Chegou cá. Engravidou. O homem cansou-se dela. Da vida que levava. Da vida que ambos levavam. Do corpo dela. Da criança. Arranjou outra. Mais nova. Sem filhos. E ela ficou sozinha. Sozinha com o filho. O seu filho. O filho só dela. O filho que um dia iria levá-la de volta à sua terra. Às suas praias. Ao seu mar.

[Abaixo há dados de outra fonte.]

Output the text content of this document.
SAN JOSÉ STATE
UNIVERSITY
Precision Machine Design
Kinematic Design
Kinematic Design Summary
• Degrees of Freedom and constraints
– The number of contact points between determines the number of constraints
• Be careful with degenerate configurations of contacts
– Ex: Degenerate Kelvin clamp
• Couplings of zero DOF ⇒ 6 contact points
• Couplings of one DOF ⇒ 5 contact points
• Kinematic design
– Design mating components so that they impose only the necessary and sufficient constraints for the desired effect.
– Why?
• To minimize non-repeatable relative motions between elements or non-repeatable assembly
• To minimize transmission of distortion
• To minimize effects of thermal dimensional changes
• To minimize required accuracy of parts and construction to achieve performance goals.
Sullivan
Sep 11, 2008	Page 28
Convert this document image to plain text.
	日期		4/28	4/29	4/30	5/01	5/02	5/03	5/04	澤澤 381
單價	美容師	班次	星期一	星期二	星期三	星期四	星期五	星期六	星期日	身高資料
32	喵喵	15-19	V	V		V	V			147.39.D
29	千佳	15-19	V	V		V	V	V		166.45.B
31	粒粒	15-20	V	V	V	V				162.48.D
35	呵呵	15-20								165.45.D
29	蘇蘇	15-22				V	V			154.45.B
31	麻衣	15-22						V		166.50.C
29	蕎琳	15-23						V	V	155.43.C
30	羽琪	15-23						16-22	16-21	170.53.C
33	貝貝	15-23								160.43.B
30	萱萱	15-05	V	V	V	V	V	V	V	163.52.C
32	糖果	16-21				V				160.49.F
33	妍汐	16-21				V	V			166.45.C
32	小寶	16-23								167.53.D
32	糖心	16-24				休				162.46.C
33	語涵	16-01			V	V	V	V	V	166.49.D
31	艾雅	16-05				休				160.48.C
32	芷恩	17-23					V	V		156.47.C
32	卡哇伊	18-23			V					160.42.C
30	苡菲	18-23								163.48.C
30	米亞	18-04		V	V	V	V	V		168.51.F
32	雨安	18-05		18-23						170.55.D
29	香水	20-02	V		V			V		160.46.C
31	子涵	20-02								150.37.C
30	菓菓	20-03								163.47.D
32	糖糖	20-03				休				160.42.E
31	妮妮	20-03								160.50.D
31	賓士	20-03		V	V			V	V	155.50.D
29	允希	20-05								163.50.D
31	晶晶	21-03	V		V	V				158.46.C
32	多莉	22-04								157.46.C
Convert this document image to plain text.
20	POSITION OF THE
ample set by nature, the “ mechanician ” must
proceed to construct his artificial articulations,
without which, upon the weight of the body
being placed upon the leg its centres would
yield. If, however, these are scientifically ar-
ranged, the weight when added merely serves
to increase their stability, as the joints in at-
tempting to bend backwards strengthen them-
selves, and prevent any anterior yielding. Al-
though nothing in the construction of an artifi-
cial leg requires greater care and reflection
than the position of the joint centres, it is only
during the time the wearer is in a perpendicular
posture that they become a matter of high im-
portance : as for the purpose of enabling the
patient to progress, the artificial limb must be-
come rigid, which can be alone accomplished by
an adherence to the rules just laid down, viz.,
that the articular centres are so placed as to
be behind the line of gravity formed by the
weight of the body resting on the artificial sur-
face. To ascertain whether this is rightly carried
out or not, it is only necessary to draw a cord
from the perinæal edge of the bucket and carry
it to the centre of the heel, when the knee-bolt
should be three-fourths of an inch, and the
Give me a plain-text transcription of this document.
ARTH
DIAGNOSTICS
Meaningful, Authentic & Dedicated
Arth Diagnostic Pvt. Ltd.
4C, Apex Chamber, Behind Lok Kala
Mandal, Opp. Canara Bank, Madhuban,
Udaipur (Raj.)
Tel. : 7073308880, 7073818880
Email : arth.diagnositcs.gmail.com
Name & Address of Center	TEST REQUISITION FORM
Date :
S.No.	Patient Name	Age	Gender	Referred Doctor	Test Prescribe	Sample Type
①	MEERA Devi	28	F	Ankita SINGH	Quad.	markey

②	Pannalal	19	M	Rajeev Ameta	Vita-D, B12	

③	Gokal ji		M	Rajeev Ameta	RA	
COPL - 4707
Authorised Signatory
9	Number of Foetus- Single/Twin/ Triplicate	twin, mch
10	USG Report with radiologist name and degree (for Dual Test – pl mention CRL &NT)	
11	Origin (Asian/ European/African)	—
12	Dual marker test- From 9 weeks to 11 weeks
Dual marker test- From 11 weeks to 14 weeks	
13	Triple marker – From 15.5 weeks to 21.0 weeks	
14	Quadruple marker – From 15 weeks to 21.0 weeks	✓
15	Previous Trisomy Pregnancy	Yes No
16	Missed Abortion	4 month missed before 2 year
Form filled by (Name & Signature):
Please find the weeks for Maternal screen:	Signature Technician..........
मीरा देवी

Ela suspirou. Ela suspirou e, devagarinho, começou a acordar. Abriu os olhos. Pestanejou. Olhou à volta. Abriu a boca. Não conseguia dizer nada. Levantou-se, nervosa. A carteira na mão, muito junta ao peito. O saco de cartão com a bata para lavar tombou quando ela tirou os pés e foi até à estrada. Olhou para um lado e para o outro. Já começava a chegar gente. Pessoas que iam trabalhar cedo. Bastante cedo. Mas já era tarde.
Ela tirou o telemóvel da carteira e viu as horas. E ficou ali parada, por momentos, a olhar para o telemóvel a tentar processar o que lhe tinha acontecido. Ela tinha ficado ali a dormir? A sério?
E agora? E agora, o que faço?, perguntava-se. Já não vale a pena ir a casa. E o miúdo?
Marcou um número no telemóvel e ligou. Esperou. Esperou. Ninguém atendeu.
Do outro lado da estrada já havia um café aberto. As luzes ligadas. Um jovem que, ruidosamente, montava uma esplanada. Ela olhou para trás, para a paragem de autocarro e viu o saco de cartão tombado no chão. Foi lá apanhá-lo. Chegou um autocarro. Saiu gente. O autocarro arrancou. Ela cruzou a estrada e foi ao café. Sentou-se numa mesa a um canto. Pediu uma bica e uma torrada. Voltou a tentar telefonar.
Ao balcão, um velho pegava num copo de bagaço e bebia-o de um só gole. Nem pestanejou.
Ela desligou o telemóvel. Ninguém atendia. Veio a torrada. E a bica. Comeu. E bebeu.
Saiu do café. Já se via alguma luz do dia. Já havia mais gente na rua. Carros. Autocarros. Motorizadas. Gente. Gente com mochilas para a escola. Gente com pastas para o escritório. Gente com sacos de plástico para todo o lado. Gente.
Ela sentia-se nervosa. Não estava bem. Não se sentia descansada. Podia ser da falta de sono. De ter dormido ali, na rua. Podia ser muita coisa. Mas havia algo que a incomodava. Sentia um aperto no coração.
Viu o autocarro a chegar à paragem. Cruzou a estrada, o mais rápido que conseguia, sem olhar para os lados, tal a pressa. E entrou no autocarro para casa. Era hora de ir trabalhar mas ia regressar a casa. Estava com um pressentimento.